Little by little or all at once?

There are two different ways you can invest your money. The first way is to invest a little bit each week. The other is to save up for a few weeks or months, then invest a big chunk all at the same time.

These two approaches might look the same, but they’re actually a bit different. And we reckon the first way is the way to go. Here’s why:

Time, time, time

One of the golden rules of investing is that time is your friend. The longer you invest for, the better your returns are likely to be. You can see this in action by looking at pretty much any fund’s growth over time. Over one year, you can get some good growth, but over 10, 20, or 30 years, you can see some really amazing growth.

We also know that little decisions can have a big impact as they stack up over time, such as our favourite example, compound interest. The same principle applies to time. If you invest $10 a week, your first $10 will have been invested for 10 weeks by week number 10. Your second $10 will have been invested for 9 weeks, and so on. If you saved up and invested $100 all at once after 10 weeks, there is no first $10. You’ve had nothing invested at all until the day you buy shares for $100.

This may look small, but it adds up over time. The faster you get your money invested, the more time it will spend in the market—and that’s more time out there working for you.

Dollar-costing

Investing regularly helps protect you from the ups and downs of the sharemarket through dollar-cost averaging. This is the idea that your average price is more important than any one price you pay. If you invest $1,000 at the end of the year, then your average purchase price for the year is going to be whatever the price happened to be on that day. But if you invest $20 a week, your average price may be lower, because you would have picked up some shares when they were cheaper. A lower price means better returns—which ultimately means more money in your pocket!

Make a habit

The other side of this is around habit forming. The more often you do something, the easier it is to keep on doing. As an easy example, think of brushing your teeth (which you hopefully do every day) versus taking your car in for a warrant (every few months). You know to brush your teeth every day, because it’s part of your routine. But you probably need to set a reminder to take your car in for a warrant, or check the sticker on your windscreen to see when it’s due.

So that’s another advantage of investing small amounts, more often—it builds a more regular habit, which means it’s easier to remember and integrate into your day-to-day life.

Take out some of the pain

$10 every week and $100 every 10 weeks are the same amount of money. That’s just maths. But it’s a lot easier to part with $10 than it is to part with $100. Giving up $10 for your savings isn’t giving up much—you could maybe buy a kebab, or a t-shirt from The Warehouse. In the scheme of things, those are fairly easy things to sacrifice.

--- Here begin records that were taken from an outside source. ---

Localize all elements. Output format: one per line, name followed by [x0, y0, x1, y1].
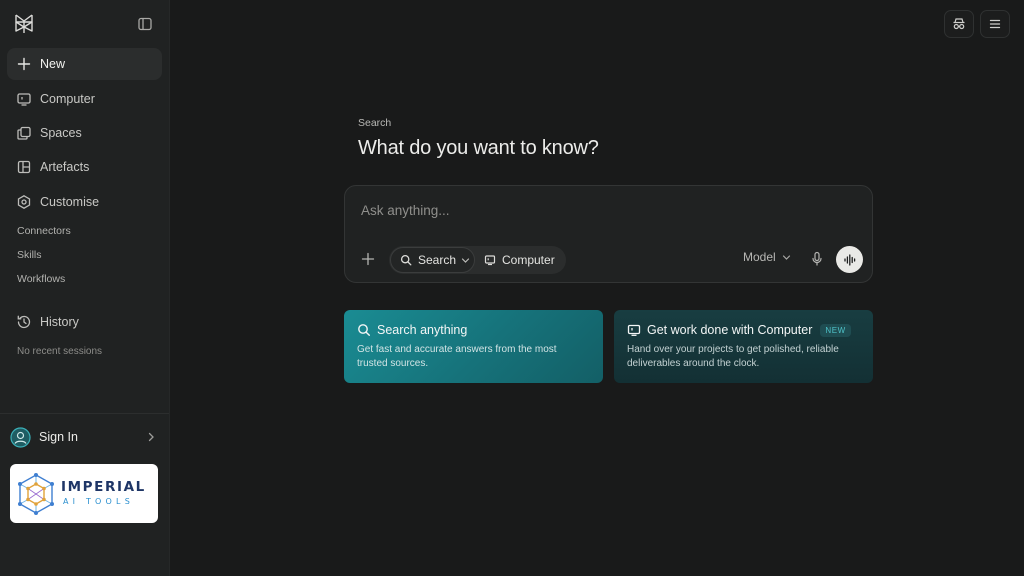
incognito-icon	[952, 17, 966, 31]
sidebar-item-computer[interactable]: Computer	[7, 83, 162, 115]
brand-wordmark: IMPERIAL AI TOOLS	[61, 478, 146, 507]
mode-computer-button[interactable]: Computer	[484, 247, 555, 273]
chevron-down-icon	[461, 256, 470, 265]
monitor-icon	[484, 254, 496, 266]
voice-mode-button[interactable]	[836, 246, 863, 273]
mode-computer-label: Computer	[502, 253, 555, 267]
search-icon	[357, 323, 371, 337]
stack-icon	[16, 125, 32, 141]
monitor-icon	[16, 91, 32, 107]
sidebar-item-label: Customise	[40, 195, 100, 209]
search-icon	[400, 254, 412, 266]
card-title: Get work done with Computer	[647, 323, 813, 337]
card-description: Hand over your projects to get polished,…	[627, 344, 839, 369]
sidebar-item-label: Spaces	[40, 126, 82, 140]
menu-icon	[988, 17, 1002, 31]
sidebar-item-history[interactable]: History	[7, 306, 162, 338]
card-title-row: Search anything	[357, 323, 590, 337]
computer-card[interactable]: Get work done with Computer NEW Hand ove…	[614, 310, 873, 383]
plus-icon	[359, 250, 377, 268]
layout-icon	[16, 159, 32, 175]
plus-icon	[16, 56, 32, 72]
hexagon-icon	[16, 194, 32, 210]
mode-search-label: Search	[418, 253, 457, 267]
card-title: Search anything	[377, 323, 468, 337]
brand-tagline: AI TOOLS	[63, 497, 134, 507]
card-title-row: Get work done with Computer NEW	[627, 323, 860, 337]
history-empty-note: No recent sessions	[17, 346, 103, 357]
history-icon	[16, 314, 32, 330]
sidebar-item-connectors[interactable]: Connectors	[17, 225, 71, 237]
card-description: Get fast and accurate answers from the m…	[357, 344, 557, 369]
menu-button[interactable]	[980, 10, 1010, 38]
imperial-ai-tools-logo: IMPERIAL AI TOOLS	[10, 464, 158, 523]
sidebar-item-spaces[interactable]: Spaces	[7, 117, 162, 149]
sidebar-item-label: Artefacts	[40, 160, 90, 174]
sidebar-item-artefacts[interactable]: Artefacts	[7, 151, 162, 183]
sidebar-toggle-icon[interactable]	[136, 15, 154, 33]
brand-name: IMPERIAL	[61, 478, 146, 495]
ask-input[interactable]	[361, 200, 841, 220]
sidebar-item-label: New	[40, 57, 66, 71]
new-badge: NEW	[820, 323, 851, 337]
incognito-button[interactable]	[944, 10, 974, 38]
sign-in-label: Sign In	[39, 430, 78, 444]
search-anything-card[interactable]: Search anything Get fast and accurate an…	[344, 310, 603, 383]
sign-in-button[interactable]: Sign In	[10, 424, 160, 450]
sidebar-divider	[0, 413, 169, 414]
sidebar: New Computer Spaces Artefacts Customise …	[0, 0, 170, 576]
model-selector[interactable]: Model	[743, 250, 791, 264]
sidebar-item-new[interactable]: New	[7, 48, 162, 80]
sidebar-item-workflows[interactable]: Workflows	[17, 273, 65, 285]
sidebar-item-label: Computer	[40, 92, 95, 106]
page-eyebrow: Search	[358, 117, 392, 129]
sidebar-item-label: History	[40, 315, 79, 329]
sidebar-item-skills[interactable]: Skills	[17, 249, 42, 261]
microphone-icon	[810, 251, 824, 267]
chevron-down-icon	[782, 253, 791, 262]
mode-search-button[interactable]: Search	[390, 247, 475, 273]
perplexity-logo-icon[interactable]	[13, 13, 35, 35]
page-title: What do you want to know?	[358, 137, 599, 159]
hexagon-network-icon	[16, 472, 56, 516]
chevron-right-icon	[146, 432, 156, 442]
sidebar-item-customise[interactable]: Customise	[7, 186, 162, 218]
microphone-button[interactable]	[810, 251, 824, 267]
query-composer: Search Computer Model	[344, 185, 873, 283]
attach-button[interactable]	[359, 250, 377, 268]
model-label: Model	[743, 250, 776, 264]
waveform-icon	[843, 253, 857, 267]
user-circle-icon	[10, 426, 31, 448]
mode-selector: Search Computer	[389, 246, 566, 274]
monitor-icon	[627, 323, 641, 337]
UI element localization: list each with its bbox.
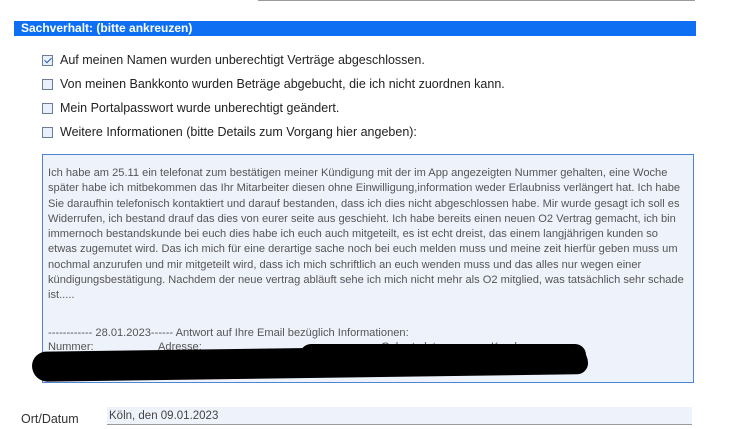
top-divider <box>258 0 695 1</box>
option-bank-debits[interactable]: Von meinen Bankkonto wurden Beträge abge… <box>42 76 505 92</box>
ort-datum-label: Ort/Datum <box>21 412 79 426</box>
option-label: Auf meinen Namen wurden unberechtigt Ver… <box>60 53 425 67</box>
option-unauthorized-contracts[interactable]: Auf meinen Namen wurden unberechtigt Ver… <box>42 52 425 68</box>
section-header: Sachverhalt: (bitte ankreuzen) <box>14 21 696 36</box>
reply-header: ------------ 28.01.2023------ Antwort au… <box>48 327 409 339</box>
option-label: Mein Portalpasswort wurde unberechtigt g… <box>60 101 340 115</box>
option-label: Weitere Informationen (bitte Details zum… <box>60 125 417 139</box>
ort-datum-field[interactable]: Köln, den 09.01.2023 <box>107 407 692 425</box>
option-further-info[interactable]: Weitere Informationen (bitte Details zum… <box>42 124 417 140</box>
checkbox-icon[interactable] <box>42 126 53 138</box>
option-portal-password[interactable]: Mein Portalpasswort wurde unberechtigt g… <box>42 100 339 116</box>
checkbox-icon[interactable] <box>42 78 53 90</box>
checkbox-checked-icon[interactable] <box>42 54 53 66</box>
option-label: Von meinen Bankkonto wurden Beträge abge… <box>60 77 505 91</box>
checkbox-icon[interactable] <box>42 102 53 114</box>
details-text: Ich habe am 25.11 ein telefonat zum best… <box>48 167 687 302</box>
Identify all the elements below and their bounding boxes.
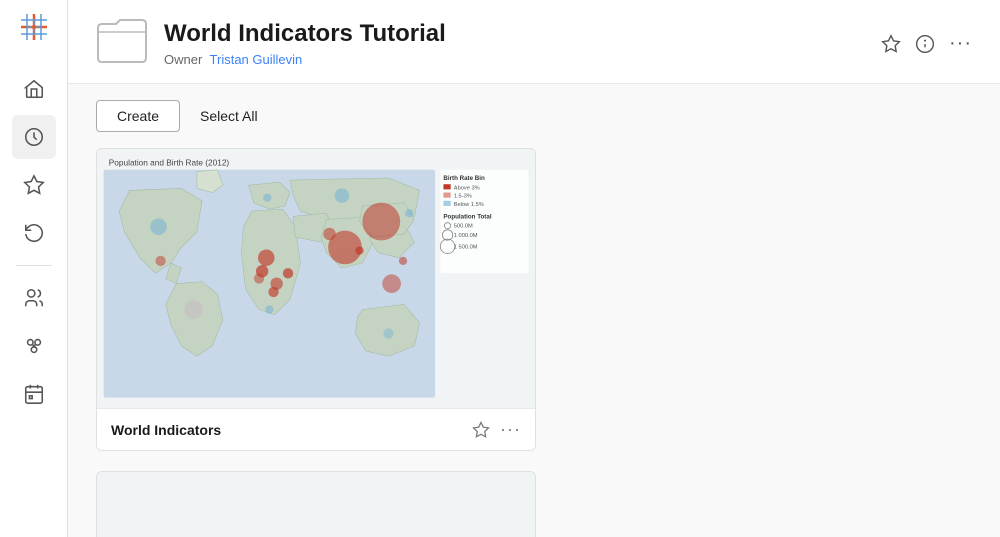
star-icon[interactable] — [881, 34, 901, 54]
map-visualization: Population and Birth Rate (2012) Birth R… — [97, 149, 535, 408]
card-preview-viz[interactable]: Population and Birth Rate (2012) Birth R… — [97, 149, 535, 409]
svg-text:Population and Birth Rate (201: Population and Birth Rate (2012) — [109, 159, 230, 168]
svg-text:1 000.0M: 1 000.0M — [454, 233, 478, 239]
sidebar-item-history[interactable] — [12, 211, 56, 255]
create-button[interactable]: Create — [96, 100, 180, 132]
extract-db-icon — [281, 533, 351, 537]
owner-label: Owner — [164, 52, 202, 67]
sidebar-item-users[interactable] — [12, 276, 56, 320]
folder-icon — [96, 18, 148, 69]
owner-name[interactable]: Tristan Guillevin — [210, 52, 303, 67]
svg-text:1.5-3%: 1.5-3% — [454, 194, 472, 200]
page-header: World Indicators Tutorial Owner Tristan … — [68, 0, 1000, 84]
main-content: World Indicators Tutorial Owner Tristan … — [68, 0, 1000, 537]
card-world-indicators-viz: Population and Birth Rate (2012) Birth R… — [96, 148, 536, 451]
page-title: World Indicators Tutorial — [164, 20, 865, 49]
app-logo[interactable] — [19, 12, 49, 47]
svg-text:500.0M: 500.0M — [454, 224, 473, 230]
card-more-icon[interactable]: ··· — [500, 419, 521, 440]
info-icon[interactable] — [915, 34, 935, 54]
header-actions: ··· — [881, 32, 972, 55]
card-footer-actions-viz: ··· — [472, 419, 521, 440]
card-world-indicators-extract: Extract Last refresh May 10, 2019, 2:21 … — [96, 471, 536, 537]
select-all-button[interactable]: Select All — [196, 101, 262, 131]
sidebar-divider — [16, 265, 52, 266]
sidebar-item-groups[interactable] — [12, 324, 56, 368]
header-info: World Indicators Tutorial Owner Tristan … — [164, 20, 865, 67]
svg-text:1 500.0M: 1 500.0M — [454, 244, 478, 250]
toolbar: Create Select All — [68, 84, 1000, 148]
svg-text:Population Total: Population Total — [443, 213, 491, 220]
card-star-icon[interactable] — [472, 421, 490, 439]
sidebar-item-home[interactable] — [12, 67, 56, 111]
card-preview-extract[interactable]: Extract Last refresh May 10, 2019, 2:21 … — [97, 472, 535, 537]
card-footer-viz: World Indicators ··· — [97, 409, 535, 450]
sidebar-item-schedules[interactable] — [12, 372, 56, 416]
extract-content: Extract Last refresh May 10, 2019, 2:21 … — [213, 472, 420, 537]
sidebar-item-recents[interactable] — [12, 115, 56, 159]
sidebar-item-favorites[interactable] — [12, 163, 56, 207]
cards-area: Population and Birth Rate (2012) Birth R… — [68, 148, 1000, 537]
header-owner: Owner Tristan Guillevin — [164, 52, 865, 67]
svg-text:Above 3%: Above 3% — [454, 185, 480, 191]
sidebar — [0, 0, 68, 537]
card-title-viz: World Indicators — [111, 422, 221, 438]
more-options-icon[interactable]: ··· — [949, 32, 972, 55]
svg-text:Below 1.5%: Below 1.5% — [454, 202, 484, 208]
svg-text:Birth Rate Bin: Birth Rate Bin — [443, 175, 485, 182]
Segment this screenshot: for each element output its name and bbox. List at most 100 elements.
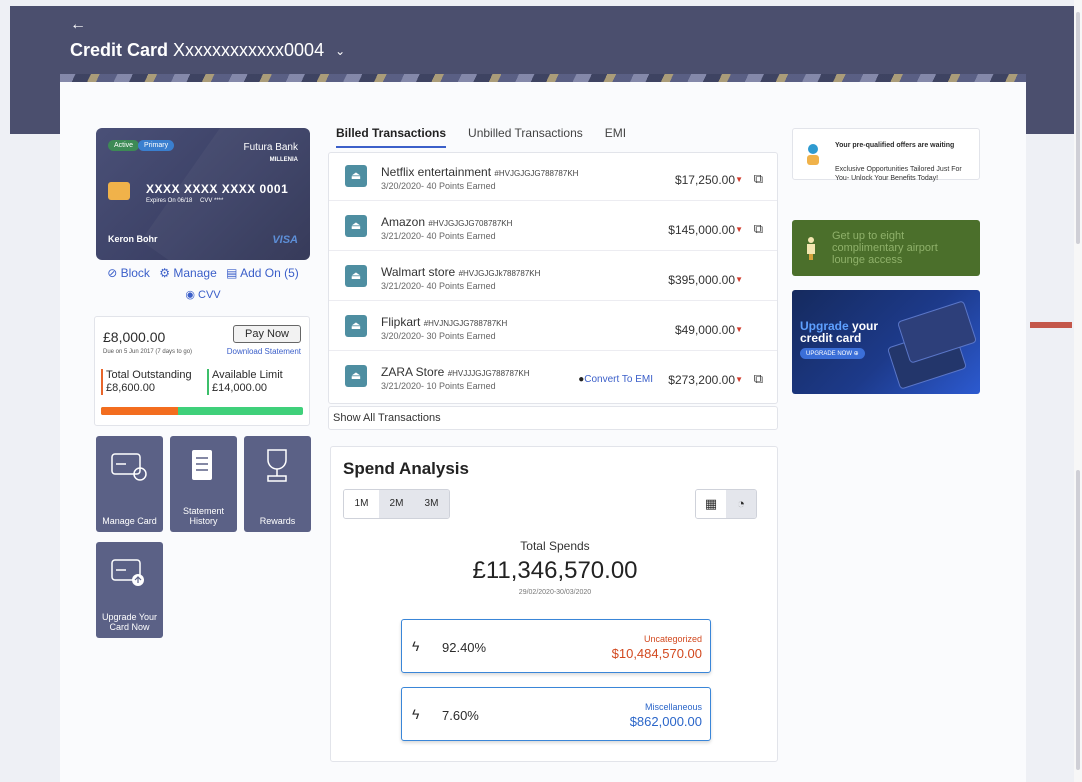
chevron-down-icon[interactable]: ⌄ [335,44,345,58]
traveller-icon [807,237,815,260]
upgrade-now-button[interactable]: UPGRADE NOW ⊕ [800,348,865,359]
expand-down-icon[interactable]: ▼ [735,275,743,284]
merchant-name: Walmart store [381,265,456,279]
lounge-access-banner[interactable]: Get up to eight complimentary airport lo… [792,220,980,276]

$100 feels like more of a sacrifice. With $100, you could have a nice meal out, or buy an Xbox game, or even just pay for a big chunk of your grocery bill. Those things are a lot harder to turn down than a kebab!

By investing small amounts, more often, you feel like you’re sacrificing less. We know that a lot of investing habits are driven by emotions, so it’s really important to tune your habits to make sure you’re getting the right feeling out of your decisions.

Wrap it up

So invest small, invest often. Have a think about how much you can afford, then think about what the best frequency is for you. One really easy way is to just set up an automatic payment for the day you get paid—then it’s like your taxes and KiwiSaver in that you never even see it! That way, you’re spending as much time in the market as possible, and you always know you can afford it. It creates a habit, and the sacrifice seems small. All in all—pretty cool.

Ok, now for the legal bit

Investing involves risk. You aren’t guaranteed a return, and you might lose the money you started with. Before investing, you should read your fund’s product disclosure statement. It contains the investment objectives, risks, fees and other information. You should carefully consider this information in relation to your investment time frames and goals.